Recently, the specialty apparel retailer rue21, inc. (NASDAQ:RUE) agreed to be bought out by Apax for around $42 per share in cash, with the total transaction worth $1.1 billion. Thus, since the beginning of the year, rue21 has more than doubled from only $20 per share to the acquisition offer of $42 per share. The company will have 40 days to seek better offers. Does rue21 have a fair deal? Let’s find out.
A fair price or not?
rue21, inc. (NASDAQ:RUE), incorporated in 1976, is the specialty apparel retailer operating around 877 stores in small and middle market communities in 47 states in the U.S. The majority of its sales, 57.5% of the total sales, was generated from the girl apparel sales. Girl accessories ranked second, accounting for 23.6% of the total sales in 2012, while guys apparel and accessories represented only 18.9% of the total 2012 revenue. In the past three years, rue21 has grown its number of stores, from 638 in 2010 to 877 in 2012. Its comparable store sales growth has been positive, but at the low level during this three year period. In 2012, its comparable store sales increased by only 0.7%.

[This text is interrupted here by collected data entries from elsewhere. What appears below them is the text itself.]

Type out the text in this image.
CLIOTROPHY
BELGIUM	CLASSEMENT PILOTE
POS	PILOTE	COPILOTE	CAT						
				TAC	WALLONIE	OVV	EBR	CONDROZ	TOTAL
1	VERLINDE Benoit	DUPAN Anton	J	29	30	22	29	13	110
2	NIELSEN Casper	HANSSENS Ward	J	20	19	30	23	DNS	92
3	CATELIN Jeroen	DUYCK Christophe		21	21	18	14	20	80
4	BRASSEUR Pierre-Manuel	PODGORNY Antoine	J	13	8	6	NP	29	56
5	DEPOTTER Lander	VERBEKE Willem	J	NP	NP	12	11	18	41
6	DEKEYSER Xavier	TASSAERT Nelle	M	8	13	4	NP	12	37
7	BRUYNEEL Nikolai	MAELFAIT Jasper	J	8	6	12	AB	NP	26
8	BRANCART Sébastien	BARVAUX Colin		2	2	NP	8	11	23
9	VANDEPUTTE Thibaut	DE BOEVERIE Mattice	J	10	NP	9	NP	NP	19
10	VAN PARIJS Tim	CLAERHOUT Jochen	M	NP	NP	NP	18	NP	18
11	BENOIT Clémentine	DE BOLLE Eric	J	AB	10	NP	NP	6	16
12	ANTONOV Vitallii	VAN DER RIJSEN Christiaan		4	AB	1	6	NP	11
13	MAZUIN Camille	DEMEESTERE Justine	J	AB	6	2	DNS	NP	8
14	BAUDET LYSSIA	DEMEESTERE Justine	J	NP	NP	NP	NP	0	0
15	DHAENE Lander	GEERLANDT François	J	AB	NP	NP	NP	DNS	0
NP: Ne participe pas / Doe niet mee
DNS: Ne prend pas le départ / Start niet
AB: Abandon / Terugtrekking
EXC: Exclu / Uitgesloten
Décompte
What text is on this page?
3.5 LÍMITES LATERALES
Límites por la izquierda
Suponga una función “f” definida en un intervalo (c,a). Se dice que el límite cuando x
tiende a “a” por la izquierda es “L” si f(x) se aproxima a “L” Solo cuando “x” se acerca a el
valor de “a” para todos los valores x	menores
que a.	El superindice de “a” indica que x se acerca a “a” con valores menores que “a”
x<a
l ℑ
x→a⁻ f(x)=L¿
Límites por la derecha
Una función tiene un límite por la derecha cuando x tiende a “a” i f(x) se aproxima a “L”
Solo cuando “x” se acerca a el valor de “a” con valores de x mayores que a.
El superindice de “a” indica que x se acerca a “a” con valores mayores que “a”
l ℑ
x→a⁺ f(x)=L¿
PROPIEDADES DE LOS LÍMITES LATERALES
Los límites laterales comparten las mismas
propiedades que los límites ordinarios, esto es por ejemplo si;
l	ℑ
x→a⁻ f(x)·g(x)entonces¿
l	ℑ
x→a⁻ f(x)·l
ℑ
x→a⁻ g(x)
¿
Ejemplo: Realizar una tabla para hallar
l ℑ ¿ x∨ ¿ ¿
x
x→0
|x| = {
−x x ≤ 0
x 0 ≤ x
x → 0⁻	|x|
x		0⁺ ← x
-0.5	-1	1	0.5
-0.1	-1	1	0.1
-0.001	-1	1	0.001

What interests me is its conservative capital structure. As of Feb. 2013, it had $178.3 million in total stockholders’ equity, $63.5 million in cash and short-term investments, and no interest-bearing debt. The biggest item in liabilities was accounts payable, at $108.76 million, while the deferred rent, tenant allowances and other long-term liabilities stayed at $59.3 million. Furthermore, rue21, inc. (NASDAQ:RUE)’s operation has been quite profitable, with a consistent double-digit return on invested capital. Since 2007, its return on invested capital has stayed in the range of 22.42% to 41.20%. In 2012, its ROIC was nearly 27%. At $42 per share, rue21 is valued at around 9.2 times EV/EBITDA. It seems that rue21 got a fair price, as the EV multiple of around 30 comparable deals was around 8.4, according to Bloomberg.